Il paraissait naturel de composer ce musée imaginaire et pas seulement avec le Petit pan de mur jaune, car Proust ne s'arrête pas à Vermeer.
La Recherche est littéralement truffée de références picturales. Plus de 200 oeuvres ont été répertoriées par Eric Karpeles.
Si vous êtes lecteur de Proust vous avez sans doute mémorisé quelques unes de ses comparaisons, de ses métaphores mais je gage que comme moi vous êtes bien incapable de vous rappeler de tout. C'est donc une balade au musée que nous permet l'écrivain et le texte est ainsi mis en valeur, les mots s'appuient sur l'illustration de façon parfaite.
« Swann possédait une merveilleuse écharpe orientale, bleue et rose, qu'il avait achetée parce que c'était exactement celle de la Vierge du Magnificat. »
Le livre est superbement illustré et à chaque tableau répond le texte de Proust qui lui fait écho. C'est savoureux de pouvoir lire et voir sur une même page.
On s'amuse énormément à vérifier les correspondances entre texte et tableau, on admire et on sourit très souvent car l'ironie et l'humour de Proust sont encore amplifiés par l'image.
« Je lui dit que c'était Bloch. - Ah oui ce garçon que j'ai vu une fois ici et qui ressemble tellement au portrait de Mahomet II par Bellini »
Parfois Proust invente des tableaux imaginaires, tels ceux d'Elstir, Eric Karpeles sait faire appel à ses fines connaissances pour nous proposer un tableau très proche, dans le ton du texte.
On connait sa passion pour les couleurs, la lumière d'un paysage, les ciels que l'on peut retrouver dans les tableaux.
Ses portraits illustrés par un tableau : personne n'a oublié la Charité de Giotto.
« La pauvre Charité de Giotto, comme l'appelait Swann, chargée par Françoise de les "plumer", les avait près d'elle dans une corbeille, son air était douloureux, comme si elle ressentait tous les malheurs de la terre ; et les légères couronnes d'azur qui ceignaient les asperges au-dessus de leurs tuniques de rose étaient finement dessinées, étoile par étoile, comme le sont dans la fresque les fleurs bandées autour du front ou piquées dans la corbeille de la Vertu de Padoue. »

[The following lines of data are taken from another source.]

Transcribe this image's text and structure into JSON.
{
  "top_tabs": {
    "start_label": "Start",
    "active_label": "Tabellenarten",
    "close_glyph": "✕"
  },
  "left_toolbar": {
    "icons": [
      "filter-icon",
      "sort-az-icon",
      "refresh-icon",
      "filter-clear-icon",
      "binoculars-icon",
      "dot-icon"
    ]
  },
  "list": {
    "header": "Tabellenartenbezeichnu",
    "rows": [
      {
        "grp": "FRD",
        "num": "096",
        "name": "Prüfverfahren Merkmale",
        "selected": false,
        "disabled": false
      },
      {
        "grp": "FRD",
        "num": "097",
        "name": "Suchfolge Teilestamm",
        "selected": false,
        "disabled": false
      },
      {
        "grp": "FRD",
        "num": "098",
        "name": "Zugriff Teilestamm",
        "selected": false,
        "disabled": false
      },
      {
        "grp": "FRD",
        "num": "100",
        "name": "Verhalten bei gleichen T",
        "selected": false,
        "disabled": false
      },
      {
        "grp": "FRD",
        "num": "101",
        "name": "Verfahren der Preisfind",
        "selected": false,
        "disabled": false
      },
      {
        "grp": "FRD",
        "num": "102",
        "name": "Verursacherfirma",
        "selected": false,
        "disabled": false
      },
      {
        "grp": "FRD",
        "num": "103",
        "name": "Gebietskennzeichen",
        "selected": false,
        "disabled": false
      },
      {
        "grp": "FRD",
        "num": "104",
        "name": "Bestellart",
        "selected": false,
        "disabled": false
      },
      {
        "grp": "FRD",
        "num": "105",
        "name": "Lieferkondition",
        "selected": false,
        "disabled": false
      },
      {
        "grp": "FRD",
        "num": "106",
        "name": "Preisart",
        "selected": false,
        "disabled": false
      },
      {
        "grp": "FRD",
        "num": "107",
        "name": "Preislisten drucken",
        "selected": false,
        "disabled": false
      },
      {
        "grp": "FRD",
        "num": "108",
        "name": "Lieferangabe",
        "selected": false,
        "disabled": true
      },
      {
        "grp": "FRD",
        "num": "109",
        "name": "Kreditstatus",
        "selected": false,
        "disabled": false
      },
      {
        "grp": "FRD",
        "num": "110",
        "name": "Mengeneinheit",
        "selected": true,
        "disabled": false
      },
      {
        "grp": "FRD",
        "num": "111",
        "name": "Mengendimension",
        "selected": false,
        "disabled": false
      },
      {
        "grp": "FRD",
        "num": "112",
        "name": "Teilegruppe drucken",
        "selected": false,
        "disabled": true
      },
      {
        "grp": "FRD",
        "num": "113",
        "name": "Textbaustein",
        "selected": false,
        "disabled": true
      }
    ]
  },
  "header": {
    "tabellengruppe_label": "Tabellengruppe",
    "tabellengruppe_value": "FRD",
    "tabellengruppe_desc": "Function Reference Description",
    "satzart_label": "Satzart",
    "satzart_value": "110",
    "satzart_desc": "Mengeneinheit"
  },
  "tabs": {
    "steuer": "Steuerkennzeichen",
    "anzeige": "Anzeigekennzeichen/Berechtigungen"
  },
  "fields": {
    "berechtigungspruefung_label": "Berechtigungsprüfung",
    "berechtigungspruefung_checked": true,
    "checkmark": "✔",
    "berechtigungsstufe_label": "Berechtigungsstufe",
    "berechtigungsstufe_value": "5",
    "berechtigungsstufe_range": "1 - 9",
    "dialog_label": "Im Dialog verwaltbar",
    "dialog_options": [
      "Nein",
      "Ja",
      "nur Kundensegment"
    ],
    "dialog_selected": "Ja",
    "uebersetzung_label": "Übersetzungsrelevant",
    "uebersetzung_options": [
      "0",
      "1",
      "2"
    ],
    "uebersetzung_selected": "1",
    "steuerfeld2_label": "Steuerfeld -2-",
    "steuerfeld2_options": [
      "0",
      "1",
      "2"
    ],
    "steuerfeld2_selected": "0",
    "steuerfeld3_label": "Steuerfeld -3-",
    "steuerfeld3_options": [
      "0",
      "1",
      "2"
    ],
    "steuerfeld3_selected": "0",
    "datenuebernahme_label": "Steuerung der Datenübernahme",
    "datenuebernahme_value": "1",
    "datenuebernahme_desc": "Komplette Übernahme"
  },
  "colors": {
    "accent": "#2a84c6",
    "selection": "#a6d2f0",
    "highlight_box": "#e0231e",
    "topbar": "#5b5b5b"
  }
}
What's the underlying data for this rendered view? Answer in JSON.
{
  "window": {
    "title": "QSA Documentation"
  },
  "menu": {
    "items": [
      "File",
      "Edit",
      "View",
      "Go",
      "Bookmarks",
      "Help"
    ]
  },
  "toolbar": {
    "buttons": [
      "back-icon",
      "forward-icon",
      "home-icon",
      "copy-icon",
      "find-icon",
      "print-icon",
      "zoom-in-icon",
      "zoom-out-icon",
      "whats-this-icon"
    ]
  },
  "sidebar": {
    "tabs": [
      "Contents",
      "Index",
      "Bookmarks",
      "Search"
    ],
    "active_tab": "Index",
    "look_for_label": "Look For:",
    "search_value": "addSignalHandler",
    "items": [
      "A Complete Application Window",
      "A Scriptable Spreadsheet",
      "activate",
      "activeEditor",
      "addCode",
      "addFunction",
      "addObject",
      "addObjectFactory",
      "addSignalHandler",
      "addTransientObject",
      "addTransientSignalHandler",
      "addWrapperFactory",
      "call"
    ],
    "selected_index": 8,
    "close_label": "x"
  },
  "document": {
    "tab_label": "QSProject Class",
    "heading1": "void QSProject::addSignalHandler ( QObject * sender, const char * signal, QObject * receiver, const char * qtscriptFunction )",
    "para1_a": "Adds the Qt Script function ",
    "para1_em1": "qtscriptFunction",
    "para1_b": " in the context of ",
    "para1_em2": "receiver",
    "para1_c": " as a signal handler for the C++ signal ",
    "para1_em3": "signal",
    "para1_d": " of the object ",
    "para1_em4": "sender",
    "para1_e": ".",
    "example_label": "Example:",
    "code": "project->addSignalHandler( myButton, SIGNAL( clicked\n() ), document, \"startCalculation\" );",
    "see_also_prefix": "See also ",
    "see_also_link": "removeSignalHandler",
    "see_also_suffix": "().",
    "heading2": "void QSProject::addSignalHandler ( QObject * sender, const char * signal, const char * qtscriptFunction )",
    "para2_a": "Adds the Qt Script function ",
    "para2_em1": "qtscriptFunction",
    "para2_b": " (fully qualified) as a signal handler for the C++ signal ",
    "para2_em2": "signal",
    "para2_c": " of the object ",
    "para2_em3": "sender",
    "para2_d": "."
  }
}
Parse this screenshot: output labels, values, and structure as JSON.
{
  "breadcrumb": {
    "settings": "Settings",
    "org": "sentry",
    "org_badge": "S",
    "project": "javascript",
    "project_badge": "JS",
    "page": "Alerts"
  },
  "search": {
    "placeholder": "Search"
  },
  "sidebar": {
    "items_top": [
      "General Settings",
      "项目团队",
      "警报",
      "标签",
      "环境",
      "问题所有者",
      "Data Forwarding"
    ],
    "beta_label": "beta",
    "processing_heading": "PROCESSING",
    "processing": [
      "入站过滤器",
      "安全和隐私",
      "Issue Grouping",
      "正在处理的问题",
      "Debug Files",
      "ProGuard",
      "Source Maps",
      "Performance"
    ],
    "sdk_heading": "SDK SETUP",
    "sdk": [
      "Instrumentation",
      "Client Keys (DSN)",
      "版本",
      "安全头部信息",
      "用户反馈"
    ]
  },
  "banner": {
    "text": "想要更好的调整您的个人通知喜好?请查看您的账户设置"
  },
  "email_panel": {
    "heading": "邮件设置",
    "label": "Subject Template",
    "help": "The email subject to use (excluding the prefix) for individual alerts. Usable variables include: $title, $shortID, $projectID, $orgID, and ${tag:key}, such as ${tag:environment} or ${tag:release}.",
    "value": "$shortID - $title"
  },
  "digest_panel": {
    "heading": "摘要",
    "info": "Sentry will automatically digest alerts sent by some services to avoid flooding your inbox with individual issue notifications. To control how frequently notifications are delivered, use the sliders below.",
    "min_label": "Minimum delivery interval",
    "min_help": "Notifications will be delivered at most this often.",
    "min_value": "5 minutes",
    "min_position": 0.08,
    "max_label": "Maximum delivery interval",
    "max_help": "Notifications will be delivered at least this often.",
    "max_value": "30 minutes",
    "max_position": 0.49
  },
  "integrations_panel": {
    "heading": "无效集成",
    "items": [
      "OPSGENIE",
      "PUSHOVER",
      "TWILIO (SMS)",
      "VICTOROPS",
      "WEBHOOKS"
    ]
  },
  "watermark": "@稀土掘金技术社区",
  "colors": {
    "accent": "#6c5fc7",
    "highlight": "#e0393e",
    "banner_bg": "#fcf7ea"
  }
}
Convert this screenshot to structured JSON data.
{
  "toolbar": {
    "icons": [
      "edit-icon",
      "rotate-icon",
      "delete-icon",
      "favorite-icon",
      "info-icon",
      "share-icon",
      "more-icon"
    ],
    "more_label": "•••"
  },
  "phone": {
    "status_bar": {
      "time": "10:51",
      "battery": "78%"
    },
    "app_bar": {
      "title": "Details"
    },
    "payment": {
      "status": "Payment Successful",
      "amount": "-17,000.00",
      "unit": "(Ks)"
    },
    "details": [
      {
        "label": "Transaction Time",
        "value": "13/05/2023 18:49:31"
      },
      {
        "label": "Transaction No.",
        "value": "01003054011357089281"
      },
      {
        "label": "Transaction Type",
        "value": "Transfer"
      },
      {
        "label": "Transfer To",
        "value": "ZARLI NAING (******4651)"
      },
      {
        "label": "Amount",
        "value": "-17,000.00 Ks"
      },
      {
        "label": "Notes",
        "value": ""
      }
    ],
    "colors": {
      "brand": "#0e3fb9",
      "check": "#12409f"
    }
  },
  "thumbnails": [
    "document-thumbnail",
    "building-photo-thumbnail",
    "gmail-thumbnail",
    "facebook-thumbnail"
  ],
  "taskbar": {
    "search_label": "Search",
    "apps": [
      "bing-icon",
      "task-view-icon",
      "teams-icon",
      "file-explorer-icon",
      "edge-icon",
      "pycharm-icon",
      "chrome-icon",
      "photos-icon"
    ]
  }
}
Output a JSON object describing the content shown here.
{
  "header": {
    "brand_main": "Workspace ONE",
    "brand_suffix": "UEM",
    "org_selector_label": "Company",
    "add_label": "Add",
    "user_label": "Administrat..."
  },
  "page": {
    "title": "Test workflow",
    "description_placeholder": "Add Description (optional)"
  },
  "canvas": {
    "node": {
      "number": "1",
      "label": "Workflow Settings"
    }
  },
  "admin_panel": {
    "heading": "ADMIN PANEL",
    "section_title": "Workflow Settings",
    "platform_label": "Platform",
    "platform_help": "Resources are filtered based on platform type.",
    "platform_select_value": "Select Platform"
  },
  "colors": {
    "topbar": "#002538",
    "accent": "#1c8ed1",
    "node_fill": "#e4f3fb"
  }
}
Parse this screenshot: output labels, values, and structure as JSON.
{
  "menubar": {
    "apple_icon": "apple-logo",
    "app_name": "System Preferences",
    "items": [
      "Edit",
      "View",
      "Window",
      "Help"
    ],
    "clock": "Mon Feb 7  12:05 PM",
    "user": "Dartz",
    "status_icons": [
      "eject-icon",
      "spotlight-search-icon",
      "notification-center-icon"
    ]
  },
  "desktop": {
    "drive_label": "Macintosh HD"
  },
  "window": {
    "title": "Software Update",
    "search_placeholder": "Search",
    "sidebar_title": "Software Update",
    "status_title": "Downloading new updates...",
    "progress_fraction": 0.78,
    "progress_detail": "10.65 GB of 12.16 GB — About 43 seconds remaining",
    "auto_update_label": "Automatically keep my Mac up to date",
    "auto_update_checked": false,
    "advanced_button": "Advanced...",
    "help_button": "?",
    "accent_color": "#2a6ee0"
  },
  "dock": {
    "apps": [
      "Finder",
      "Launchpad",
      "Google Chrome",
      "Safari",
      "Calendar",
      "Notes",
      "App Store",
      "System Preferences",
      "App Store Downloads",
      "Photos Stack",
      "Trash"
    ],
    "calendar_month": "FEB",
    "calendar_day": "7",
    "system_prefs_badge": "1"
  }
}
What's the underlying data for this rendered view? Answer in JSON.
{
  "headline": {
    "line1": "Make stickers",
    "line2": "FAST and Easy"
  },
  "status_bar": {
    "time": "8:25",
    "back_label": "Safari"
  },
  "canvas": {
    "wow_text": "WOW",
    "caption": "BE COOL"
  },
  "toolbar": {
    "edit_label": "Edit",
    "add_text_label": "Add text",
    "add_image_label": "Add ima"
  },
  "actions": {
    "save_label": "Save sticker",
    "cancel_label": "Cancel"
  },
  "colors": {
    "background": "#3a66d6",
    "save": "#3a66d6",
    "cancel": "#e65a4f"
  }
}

Et la magnifique comparaison entre Odette et la fille de Jethro dans la fresque de Botticelli : Épisodes de la vie de Moïse
« Elle frappa Swann par sa ressemblance avec cette figure de Zéphora, la fille de Jéthro, qu’on voit dans une fresque de la chapelle Sixtine »
En relisant ainsi les passages de la Recherche j'ai été frappé par l'extraordinaire culture de Proust, par le nombre des tableaux qu'il connait à une époque où il n'était pas très facile de se procurer des reproductions aussi belles et fidèles qu'aujourd'hui.
J'ai aimé aussi que les emprunts aillent de toiles très très connues comme celles de Botticelli, Véronèse, Titien, Tiepolo, mais aussi à des tableaux de peintres oubliés qui sortent ainsi de la pénombre où le temps les avait plongés.
Si vous n'êtes pas familier de l'oeuvre de Proust, comme pour son herbier, c'est une façon simple et attrayante d'y entrer.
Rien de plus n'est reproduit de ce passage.